Снаружи у Красной линии граница была тонкая: ограждение переносное и пара снулых бойцов. Зато изнутри, где чужим не видно, шли укрепления в три полосы. Мешки, колючая проволока, пулемёты. Стволы у них в стену глядели, не внутрь и не наружу: не знали ещё, с какой стороны будет наступать враг. Краской по трафарету был обозначен на стенах сдвоенный профиль: толстощёкие и лысеющие нахмуренные люди, страшно похожие, будто сбитая чеканка на медали; один другого не то прикрывает, не то заслоняет.

Братья Москвины, знал Артём. Тот, что на первом плане, – Максим. Нынешний генсек. Тот, которого Максимом припечатали, – прежний, скончавшийся. С каждым шагом от Театральной порочную изломанную трубу Большого становилось слышно всё хуже; потому что с обратной стороны, от Проспекта Маркса, громче и громче неслось по переходу – прямо в лоб – бравурное, маршевое, бодрое, многоголосое – производимое целым духовым оркестром. Оркестровый марш сшибался с томливой трубой уже там, где у перехода только начиналась вторая треть, – и выбивал её назад, в театр.

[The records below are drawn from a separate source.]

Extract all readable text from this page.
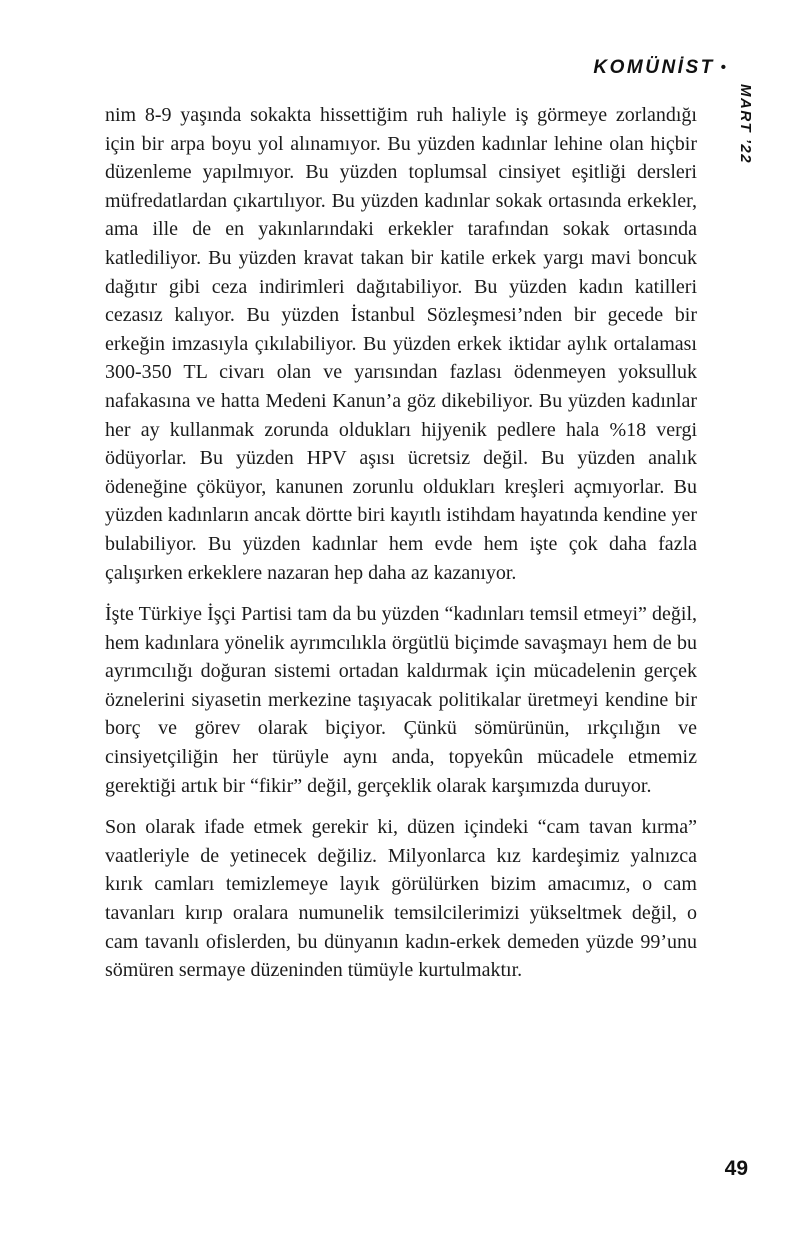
KOMÜNİST •
MART ’22

nim 8-9 yaşında sokakta hissettiğim ruh haliyle iş görmeye zorlandığı için bir arpa boyu yol alınamıyor. Bu yüzden kadınlar lehine olan hiçbir düzenleme yapılmıyor. Bu yüzden toplumsal cinsiyet eşitliği dersleri müfredatlardan çıkartılıyor. Bu yüzden kadınlar sokak ortasında erkekler, ama ille de en yakınlarındaki erkekler tarafından sokak ortasında katlediliyor. Bu yüzden kravat takan bir katile erkek yargı mavi boncuk dağıtır gibi ceza indirimleri dağıtabiliyor. Bu yüzden kadın katilleri cezasız kalıyor. Bu yüzden İstanbul Sözleşmesi’nden bir gecede bir erkeğin imzasıyla çıkılabiliyor. Bu yüzden erkek iktidar aylık ortalaması 300-350 TL civarı olan ve yarısından fazlası ödenmeyen yoksulluk nafakasına ve hatta Medeni Kanun’a göz dikebiliyor. Bu yüzden kadınlar her ay kullanmak zorunda oldukları hijyenik pedlere hala %18 vergi ödüyorlar. Bu yüzden HPV aşısı ücretsiz değil. Bu yüzden analık ödeneğine çöküyor, kanunen zorunlu oldukları kreşleri açmıyorlar. Bu yüzden kadınların ancak dörtte biri kayıtlı istihdam hayatında kendine yer bulabiliyor. Bu yüzden kadınlar hem evde hem işte çok daha fazla çalışırken erkeklere nazaran hep daha az kazanıyor.

İşte Türkiye İşçi Partisi tam da bu yüzden “kadınları temsil etmeyi” değil, hem kadınlara yönelik ayrımcılıkla örgütlü biçimde savaşmayı hem de bu ayrımcılığı doğuran sistemi ortadan kaldırmak için mücadelenin gerçek öznelerini siyasetin merkezine taşıyacak politikalar üretmeyi kendine bir borç ve görev olarak biçiyor. Çünkü sömürünün, ırkçılığın ve cinsiyetçiliğin her türüyle aynı anda, topyekûn mücadele etmemiz gerektiği artık bir “fikir” değil, gerçeklik olarak karşımızda duruyor.

Son olarak ifade etmek gerekir ki, düzen içindeki “cam tavan kırma” vaatleriyle de yetinecek değiliz. Milyonlarca kız kardeşimiz yalnızca kırık camları temizlemeye layık görülürken bizim amacımız, o cam tavanları kırıp oralara numunelik temsilcilerimizi yükseltmek değil, o cam tavanlı ofislerden, bu dünyanın kadın-erkek demeden yüzde 99’unu sömüren sermaye düzeninden tümüyle kurtulmaktır.

49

Освещено было скверно, бедно: вдоль колючки только ров из света, а дальше сумрака налито, как киселя. До следующей колючки. Живых людей им по пути не встретилось, только смурная солдатня. Артём рвался вперёд, хотел уже определиться с судьбой, а конвоиры не собирались спешить, у них с судьбой всё было глухо. Еле дотерпел до Проспекта Маркса – Охотного Ряда. До самого последнего кордона, который выглядел так же, как и первый: хлипко, дунешь посильнее – снесёт. Остального от него видно не было, лестницей прятало, и поэтому казалось, что никому тут, на Красной линии, Театральная не сдалась. А оркестр был самый настоящий – и стоял прямо на входе, у границы, и изо всех сил дудел, звенел, барабанил.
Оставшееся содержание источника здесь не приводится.